Ohio

Young mother pushing baby carriage to old woman holding door for her: Oh, thanks. I think about how hard it must be for people in wheelchairs, but I think this is worse, because I always have so much to carry.

Kent, Ohio

Overheard by: elizabetz

Boss: You like that little tool, don't you?
Worker: The keyboard? Yeah, it's great.

Uniontown, Ohio

Boss: You shouldn’t keep your desk so clean.
Analyst: You want me to make a mess on my desk before I leave every night?
Boss: It’s a perception thing.

1 American Road
Cleveland, Ohio

Worker #1: Did you see the sign on the copier?
Worker #2: No, what did it say?
Worker #1: “Don’t Touch Craig”.

175 South Third Street
Columbus, Ohio

Volunteer #1: Man, Chipotle is so good, man!
Volunteer #2: Yeah, except it makes you have to go to the bathroom because of the hot sauce…
Volunteer #1: I's okay, man, you just take a Game Boy into the bathroom with you.
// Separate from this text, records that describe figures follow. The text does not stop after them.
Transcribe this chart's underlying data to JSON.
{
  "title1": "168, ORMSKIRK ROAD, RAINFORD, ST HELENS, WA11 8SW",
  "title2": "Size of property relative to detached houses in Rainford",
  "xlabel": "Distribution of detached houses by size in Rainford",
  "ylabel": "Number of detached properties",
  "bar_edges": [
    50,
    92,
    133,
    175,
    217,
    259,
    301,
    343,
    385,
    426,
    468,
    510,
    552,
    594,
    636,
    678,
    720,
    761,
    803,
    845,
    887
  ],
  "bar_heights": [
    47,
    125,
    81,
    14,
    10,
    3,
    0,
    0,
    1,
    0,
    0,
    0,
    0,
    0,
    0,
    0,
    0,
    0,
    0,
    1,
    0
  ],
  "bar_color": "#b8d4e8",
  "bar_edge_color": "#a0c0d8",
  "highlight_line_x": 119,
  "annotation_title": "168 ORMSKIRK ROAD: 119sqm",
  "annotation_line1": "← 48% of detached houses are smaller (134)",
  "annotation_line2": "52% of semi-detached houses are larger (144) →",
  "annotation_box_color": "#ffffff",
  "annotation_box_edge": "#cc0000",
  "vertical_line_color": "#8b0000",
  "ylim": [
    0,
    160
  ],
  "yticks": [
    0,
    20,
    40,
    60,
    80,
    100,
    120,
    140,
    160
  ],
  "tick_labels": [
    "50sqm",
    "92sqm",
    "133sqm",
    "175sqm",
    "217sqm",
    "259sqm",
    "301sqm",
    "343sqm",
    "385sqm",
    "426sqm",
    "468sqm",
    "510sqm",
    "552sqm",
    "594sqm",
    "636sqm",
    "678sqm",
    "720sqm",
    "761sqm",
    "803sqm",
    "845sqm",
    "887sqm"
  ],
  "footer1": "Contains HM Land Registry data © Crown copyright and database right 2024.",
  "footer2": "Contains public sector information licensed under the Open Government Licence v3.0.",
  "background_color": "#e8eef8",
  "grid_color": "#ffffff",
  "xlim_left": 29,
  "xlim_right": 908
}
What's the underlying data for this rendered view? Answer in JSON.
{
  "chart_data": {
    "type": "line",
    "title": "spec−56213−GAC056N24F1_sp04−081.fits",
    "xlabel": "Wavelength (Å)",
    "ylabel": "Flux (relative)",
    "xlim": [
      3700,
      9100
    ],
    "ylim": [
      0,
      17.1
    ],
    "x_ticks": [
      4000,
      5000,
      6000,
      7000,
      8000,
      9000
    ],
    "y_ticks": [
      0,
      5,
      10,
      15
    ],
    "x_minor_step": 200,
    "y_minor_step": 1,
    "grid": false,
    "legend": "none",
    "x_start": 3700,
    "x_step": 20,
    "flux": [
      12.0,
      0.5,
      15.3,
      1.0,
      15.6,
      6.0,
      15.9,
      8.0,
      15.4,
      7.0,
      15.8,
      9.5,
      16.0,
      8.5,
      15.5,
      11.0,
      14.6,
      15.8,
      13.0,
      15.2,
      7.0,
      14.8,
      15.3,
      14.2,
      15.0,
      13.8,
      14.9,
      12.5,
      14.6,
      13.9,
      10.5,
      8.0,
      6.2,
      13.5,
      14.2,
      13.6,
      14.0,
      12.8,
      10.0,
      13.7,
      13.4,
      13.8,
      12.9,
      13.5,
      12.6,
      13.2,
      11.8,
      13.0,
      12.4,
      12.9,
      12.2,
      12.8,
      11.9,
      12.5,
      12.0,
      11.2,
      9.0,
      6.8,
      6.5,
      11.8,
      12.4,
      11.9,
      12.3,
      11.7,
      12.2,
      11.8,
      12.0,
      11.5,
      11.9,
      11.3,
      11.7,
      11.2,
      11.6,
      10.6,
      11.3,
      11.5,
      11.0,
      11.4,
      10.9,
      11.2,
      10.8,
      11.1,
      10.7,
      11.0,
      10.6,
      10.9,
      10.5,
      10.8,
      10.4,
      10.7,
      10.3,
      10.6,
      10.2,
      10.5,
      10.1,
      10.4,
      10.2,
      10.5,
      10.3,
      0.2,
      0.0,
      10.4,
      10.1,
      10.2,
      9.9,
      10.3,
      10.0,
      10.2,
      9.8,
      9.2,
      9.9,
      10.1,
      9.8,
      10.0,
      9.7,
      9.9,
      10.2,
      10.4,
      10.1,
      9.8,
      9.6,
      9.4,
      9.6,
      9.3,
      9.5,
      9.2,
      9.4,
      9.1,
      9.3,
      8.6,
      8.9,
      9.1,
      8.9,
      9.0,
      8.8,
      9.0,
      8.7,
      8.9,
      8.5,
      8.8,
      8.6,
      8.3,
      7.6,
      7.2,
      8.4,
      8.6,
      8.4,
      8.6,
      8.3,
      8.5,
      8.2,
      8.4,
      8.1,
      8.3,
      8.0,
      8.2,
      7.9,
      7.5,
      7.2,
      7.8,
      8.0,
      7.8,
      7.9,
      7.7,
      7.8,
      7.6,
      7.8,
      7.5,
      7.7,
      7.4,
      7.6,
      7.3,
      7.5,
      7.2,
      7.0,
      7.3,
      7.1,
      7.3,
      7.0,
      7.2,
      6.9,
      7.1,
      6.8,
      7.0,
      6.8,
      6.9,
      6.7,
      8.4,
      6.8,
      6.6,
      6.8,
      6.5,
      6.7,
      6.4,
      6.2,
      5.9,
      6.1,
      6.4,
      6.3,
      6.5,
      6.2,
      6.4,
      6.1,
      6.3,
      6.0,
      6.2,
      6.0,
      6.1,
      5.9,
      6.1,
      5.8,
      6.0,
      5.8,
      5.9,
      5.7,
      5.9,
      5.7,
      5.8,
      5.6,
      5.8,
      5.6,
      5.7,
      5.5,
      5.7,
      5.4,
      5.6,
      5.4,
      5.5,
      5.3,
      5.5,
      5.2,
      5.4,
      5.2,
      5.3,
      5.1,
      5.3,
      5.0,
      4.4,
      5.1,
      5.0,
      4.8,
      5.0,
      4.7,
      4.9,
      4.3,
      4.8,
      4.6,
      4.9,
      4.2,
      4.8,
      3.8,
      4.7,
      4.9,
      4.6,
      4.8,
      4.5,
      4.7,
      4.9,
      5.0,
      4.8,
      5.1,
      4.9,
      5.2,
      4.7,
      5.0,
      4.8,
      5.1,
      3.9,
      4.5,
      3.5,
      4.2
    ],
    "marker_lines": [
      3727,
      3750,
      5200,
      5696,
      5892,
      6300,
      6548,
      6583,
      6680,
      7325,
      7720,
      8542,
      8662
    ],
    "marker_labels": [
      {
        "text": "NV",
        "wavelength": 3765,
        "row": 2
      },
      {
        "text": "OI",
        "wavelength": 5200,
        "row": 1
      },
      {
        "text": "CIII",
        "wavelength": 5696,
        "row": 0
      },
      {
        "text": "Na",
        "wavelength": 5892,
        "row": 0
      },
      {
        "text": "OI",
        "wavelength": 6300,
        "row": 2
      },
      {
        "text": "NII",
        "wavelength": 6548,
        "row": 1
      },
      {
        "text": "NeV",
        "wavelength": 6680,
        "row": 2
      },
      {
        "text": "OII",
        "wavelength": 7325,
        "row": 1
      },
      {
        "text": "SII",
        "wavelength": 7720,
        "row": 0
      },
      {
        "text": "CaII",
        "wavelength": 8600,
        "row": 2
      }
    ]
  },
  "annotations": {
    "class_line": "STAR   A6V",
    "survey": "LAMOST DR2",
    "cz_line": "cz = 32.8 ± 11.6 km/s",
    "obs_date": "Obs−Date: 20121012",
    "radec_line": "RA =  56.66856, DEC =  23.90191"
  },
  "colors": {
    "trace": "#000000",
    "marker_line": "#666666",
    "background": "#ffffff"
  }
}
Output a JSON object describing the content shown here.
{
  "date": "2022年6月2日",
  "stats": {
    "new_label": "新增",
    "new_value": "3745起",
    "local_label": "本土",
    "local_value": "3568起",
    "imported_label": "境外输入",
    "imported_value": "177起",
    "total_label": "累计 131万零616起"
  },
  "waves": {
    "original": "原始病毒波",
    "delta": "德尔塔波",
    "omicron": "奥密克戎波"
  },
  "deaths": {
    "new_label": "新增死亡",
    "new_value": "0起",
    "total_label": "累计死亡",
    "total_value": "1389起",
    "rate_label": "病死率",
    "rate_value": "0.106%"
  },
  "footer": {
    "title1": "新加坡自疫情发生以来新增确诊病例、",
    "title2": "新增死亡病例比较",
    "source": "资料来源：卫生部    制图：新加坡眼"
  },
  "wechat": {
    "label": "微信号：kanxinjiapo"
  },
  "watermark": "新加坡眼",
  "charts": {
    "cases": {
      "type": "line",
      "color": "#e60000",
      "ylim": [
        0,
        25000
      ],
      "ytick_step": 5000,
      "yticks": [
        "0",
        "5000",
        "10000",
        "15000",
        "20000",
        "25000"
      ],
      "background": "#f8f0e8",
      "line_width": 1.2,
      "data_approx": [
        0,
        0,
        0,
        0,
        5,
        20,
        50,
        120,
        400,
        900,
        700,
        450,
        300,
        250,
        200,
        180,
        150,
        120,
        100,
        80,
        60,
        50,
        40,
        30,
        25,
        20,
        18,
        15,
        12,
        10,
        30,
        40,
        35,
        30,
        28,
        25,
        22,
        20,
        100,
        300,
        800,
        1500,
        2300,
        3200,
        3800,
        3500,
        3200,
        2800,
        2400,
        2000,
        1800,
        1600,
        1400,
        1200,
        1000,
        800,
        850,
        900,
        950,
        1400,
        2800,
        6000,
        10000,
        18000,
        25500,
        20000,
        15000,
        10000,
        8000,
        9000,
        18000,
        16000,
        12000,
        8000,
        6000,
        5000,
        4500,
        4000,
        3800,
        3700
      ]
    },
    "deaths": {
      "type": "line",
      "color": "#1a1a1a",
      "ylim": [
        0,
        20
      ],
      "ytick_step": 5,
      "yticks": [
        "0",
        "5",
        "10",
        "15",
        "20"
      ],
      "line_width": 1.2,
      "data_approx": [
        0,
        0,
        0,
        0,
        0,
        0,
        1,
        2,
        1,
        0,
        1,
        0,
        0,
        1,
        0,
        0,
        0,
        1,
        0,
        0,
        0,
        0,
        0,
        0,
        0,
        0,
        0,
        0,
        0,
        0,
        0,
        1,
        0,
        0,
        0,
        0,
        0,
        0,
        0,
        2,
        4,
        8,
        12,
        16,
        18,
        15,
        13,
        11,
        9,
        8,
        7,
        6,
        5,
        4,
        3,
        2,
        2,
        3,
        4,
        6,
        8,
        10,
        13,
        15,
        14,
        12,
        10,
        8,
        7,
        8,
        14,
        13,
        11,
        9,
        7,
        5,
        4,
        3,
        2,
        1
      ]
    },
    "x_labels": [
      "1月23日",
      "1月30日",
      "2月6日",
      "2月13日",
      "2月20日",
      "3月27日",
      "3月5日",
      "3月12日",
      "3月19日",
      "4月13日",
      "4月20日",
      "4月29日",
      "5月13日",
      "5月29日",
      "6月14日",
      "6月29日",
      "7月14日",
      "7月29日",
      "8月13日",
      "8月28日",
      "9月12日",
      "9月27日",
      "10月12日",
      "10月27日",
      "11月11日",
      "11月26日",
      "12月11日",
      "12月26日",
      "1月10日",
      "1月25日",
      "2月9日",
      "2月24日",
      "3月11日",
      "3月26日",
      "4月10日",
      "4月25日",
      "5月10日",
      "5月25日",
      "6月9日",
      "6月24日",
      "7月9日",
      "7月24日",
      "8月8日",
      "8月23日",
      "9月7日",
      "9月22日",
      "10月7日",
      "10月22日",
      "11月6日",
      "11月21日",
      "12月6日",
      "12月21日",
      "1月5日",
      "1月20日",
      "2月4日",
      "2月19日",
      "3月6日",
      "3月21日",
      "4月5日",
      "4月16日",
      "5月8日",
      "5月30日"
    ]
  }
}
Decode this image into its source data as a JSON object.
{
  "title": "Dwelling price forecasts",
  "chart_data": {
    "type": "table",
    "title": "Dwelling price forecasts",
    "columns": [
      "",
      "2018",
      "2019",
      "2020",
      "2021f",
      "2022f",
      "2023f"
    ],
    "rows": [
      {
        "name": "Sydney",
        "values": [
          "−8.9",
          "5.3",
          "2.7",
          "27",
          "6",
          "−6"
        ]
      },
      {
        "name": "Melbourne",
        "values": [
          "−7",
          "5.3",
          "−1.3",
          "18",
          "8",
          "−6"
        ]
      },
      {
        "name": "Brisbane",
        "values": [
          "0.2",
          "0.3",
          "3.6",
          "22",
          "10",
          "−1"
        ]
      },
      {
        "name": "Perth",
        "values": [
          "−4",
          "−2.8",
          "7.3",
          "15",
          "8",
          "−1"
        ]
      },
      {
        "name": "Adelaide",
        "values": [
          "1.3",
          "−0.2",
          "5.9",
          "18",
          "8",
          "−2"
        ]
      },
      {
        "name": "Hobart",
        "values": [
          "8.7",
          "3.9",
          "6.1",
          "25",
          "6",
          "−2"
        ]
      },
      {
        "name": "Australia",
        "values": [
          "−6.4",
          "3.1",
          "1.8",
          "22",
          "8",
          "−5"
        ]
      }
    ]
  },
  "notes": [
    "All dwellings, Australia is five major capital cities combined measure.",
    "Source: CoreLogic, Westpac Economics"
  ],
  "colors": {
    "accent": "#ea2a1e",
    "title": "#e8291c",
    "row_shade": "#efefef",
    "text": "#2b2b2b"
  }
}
Kills like a half hour.

Cincinnati, Ohio

Admin: We’re going to miss you around here.
Employee: Well, I’d like to say that I’ll miss being around here, but that would be untrue, so I’m not going to say it.

6111 Oak Tree Boulevard
Independence, Ohio

Cube rat #1: Hey, is that light bothering you? It's driving me crazy.
Cube rat #2: No, it's not.
Cube rat #1: Really? I can't stand it.
Cube rat #2: Yeah, I know, that's why I like it.

Cincinnati, Ohio

Greasy suit as his chili is served: … And that’s exactly why I go in to get colonics.

Skyline Chili
Cincinnati, Ohio

Boss: I’ve got part of the Kama Sutra on my wall.
Employee: Do we need to talk to H.R.?

175 South 3rd Street
Columbus, Ohio

Coworker: It's so cheesy–the dong. It's like “here, hit the dong! We're not giving you a raise, but you get to hit the dong.”